Office vacancy rates hold steady

New supply nears historical average

Office vacancy rates hold steady

Office vacancy rates across Australia’s major cities remained largely stable over the past six months, with new supply continuing to shape market trends, according to the latest Office Market Report from the Property Council of Australia.

The report showed that the combined vacancy rate for central business district (CBD) and non-CBD office spaces edged up by 0.1 percentage point to 14.7%. The national CBD office vacancy rate increased slightly from 13.6% to 13.7%, while non-CBD vacancies held firm at 17.2%.

Vacancy rates varied across the five largest capital cities. Sydney and Brisbane experienced rising vacancy rates, influenced by new office developments, while Adelaide and Perth saw declines. Melbourne’s remained unchanged.

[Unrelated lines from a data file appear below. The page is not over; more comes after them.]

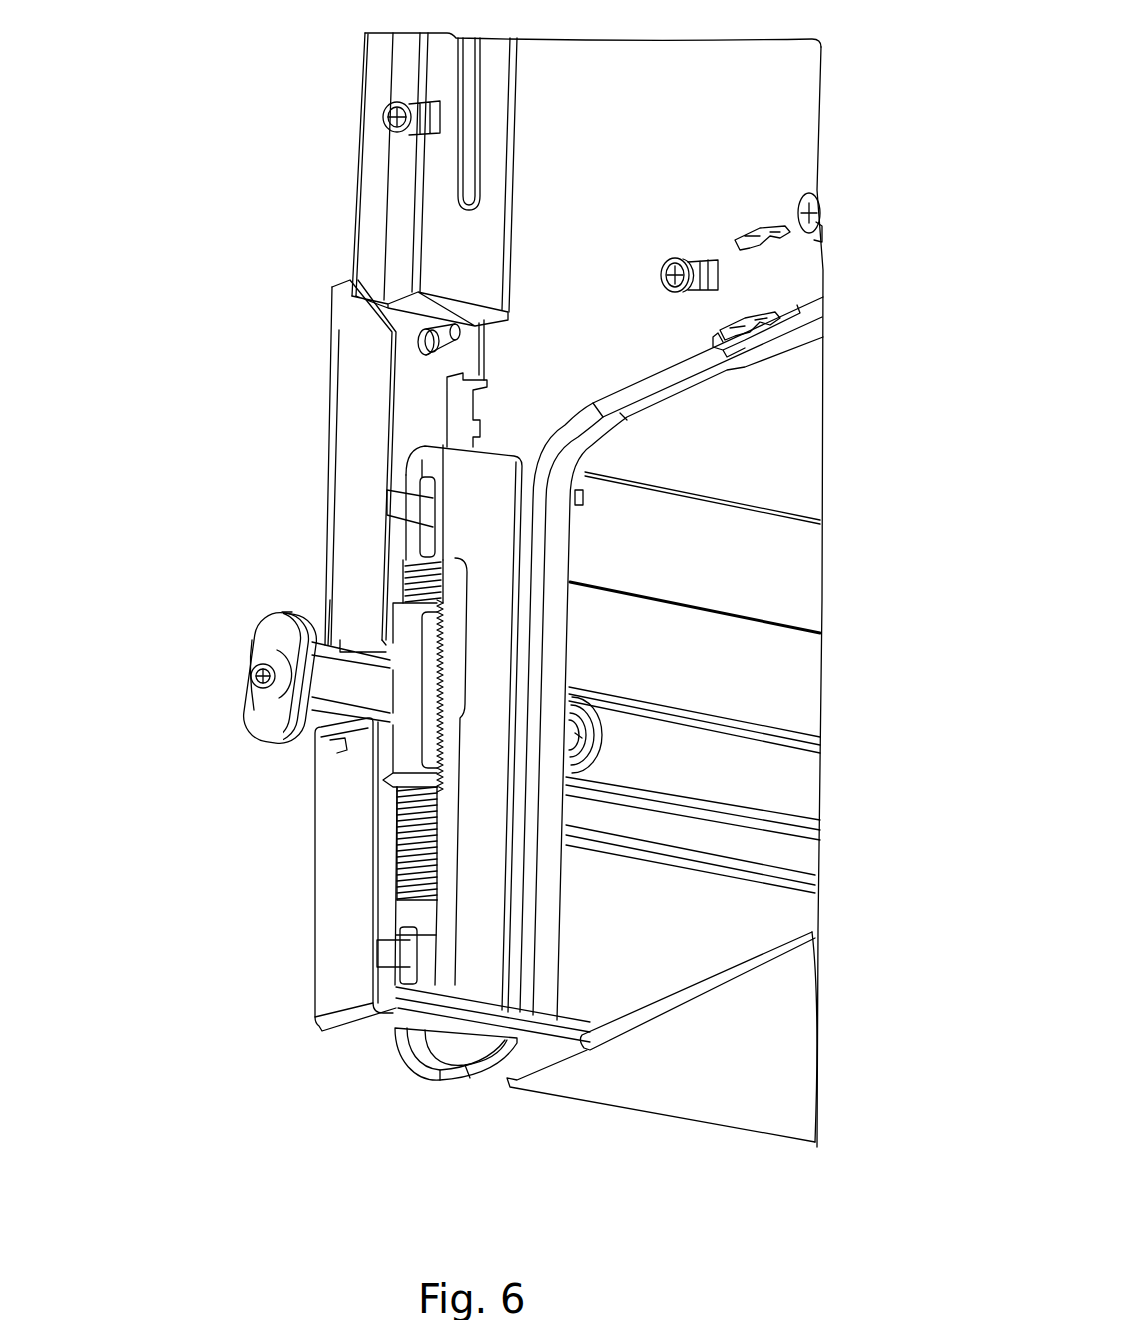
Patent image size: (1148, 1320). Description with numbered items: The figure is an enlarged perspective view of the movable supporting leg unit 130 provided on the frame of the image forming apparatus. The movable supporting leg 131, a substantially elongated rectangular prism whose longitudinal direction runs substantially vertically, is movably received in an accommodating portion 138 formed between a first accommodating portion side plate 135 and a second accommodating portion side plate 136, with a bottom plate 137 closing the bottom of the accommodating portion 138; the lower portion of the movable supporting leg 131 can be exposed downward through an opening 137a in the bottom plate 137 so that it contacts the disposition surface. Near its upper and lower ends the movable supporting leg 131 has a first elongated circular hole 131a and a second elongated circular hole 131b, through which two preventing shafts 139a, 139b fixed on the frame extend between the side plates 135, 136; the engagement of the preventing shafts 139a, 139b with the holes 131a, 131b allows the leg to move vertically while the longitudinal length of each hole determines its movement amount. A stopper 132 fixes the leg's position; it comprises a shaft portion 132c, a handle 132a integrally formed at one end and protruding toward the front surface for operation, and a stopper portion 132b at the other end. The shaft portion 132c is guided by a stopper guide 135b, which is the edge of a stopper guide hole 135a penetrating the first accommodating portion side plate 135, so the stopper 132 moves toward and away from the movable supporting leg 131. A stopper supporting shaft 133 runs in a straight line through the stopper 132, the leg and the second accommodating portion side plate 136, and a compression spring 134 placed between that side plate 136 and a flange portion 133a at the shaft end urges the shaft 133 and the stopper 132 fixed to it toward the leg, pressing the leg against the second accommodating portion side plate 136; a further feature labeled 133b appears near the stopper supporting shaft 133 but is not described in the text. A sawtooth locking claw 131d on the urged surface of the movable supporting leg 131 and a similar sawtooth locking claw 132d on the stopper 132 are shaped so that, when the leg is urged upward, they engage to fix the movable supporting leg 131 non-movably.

The movable supporting leg unit 130 is at (262, 492).
The movable supporting leg 131 is at (410, 1064).
The first elongated circular hole 131a is at (413, 467).
The second elongated circular hole 131b is at (413, 918).
The sawtooth locking claw 131d is at (460, 717).
The stopper 132 is at (308, 730).
The handle 132a is at (282, 612).
The stopper portion 132b is at (390, 750).
The shaft portion 132c is at (343, 650).
The sawtooth locking claw 132d is at (400, 682).
The stopper supporting shaft 133 is at (246, 670).
The flange portion 133a is at (592, 727).
The knob rim 133b is at (258, 627).
The compression spring 134 is at (575, 735).
The first accommodating portion side plate 135 is at (345, 335).
The stopper guide hole 135a is at (375, 643).
The stopper guide 135b is at (343, 640).
The second accommodating portion side plate 136 is at (527, 572).
The bottom plate 137 is at (360, 1033).
The opening 137a is at (370, 1035).
The accommodating portion 138 is at (390, 863).
The preventing shaft 139a is at (405, 508).
The preventing shaft 139b is at (388, 957).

Sydney’s office vacancy rose from 11.6% to 12.8% after 164,552 square metres of new office space was introduced — more than double the historical average of 74,361 square metres. Brisbane’s vacancy increased from 9.5% to 10.2%. Meanwhile, Melbourne remained steady at 18%, Perth’s vacancy rate dropped from 15.5% to 15.1%, and Adelaide saw a more significant decline from 17.5% to 16.4%.

Other cities recorded mixed results. Canberra’s vacancy rate decreased slightly from 9.5% to 9.2%, while Hobart — despite a rise from 2.8% to 3.6% — maintained the lowest office vacancy rate nationwide. Darwin saw the largest decline, with vacancies falling from 14.4% to 11.9%.

Property Council chief executive Mike Zorbas (pictured above) said that more than 220,000 square metres of office space were added nationwide in the past six months, closely aligning with the long-term average of 237,000 square metres.

“We have continued to see the supply of new office space above or near the historical average, providing access to a wealth of new, high-quality office space in our cities,” Zorbas said. “Vacancy levels continue to be driven by this large level of supply, as demand has remained positive.”

Looking ahead, 333,000 square metres of new supply are expected to be completed in the next six months, surpassing the historical average.

Long-term projections indicate Sydney will add 277,048 square metres of office space by 2027, with nearly half pre-committed. Melbourne will gain 252,627 square metres, with 26.9% pre-committed, while Brisbane will see 162,630 square metres, with 67.9% already leased.

Sublease vacancy — a measure of businesses leasing out excess space — declined across both CBD and non-CBD markets. However, Melbourne and Brisbane remained above historical averages for sublease vacancies, signalling ongoing market adjustments.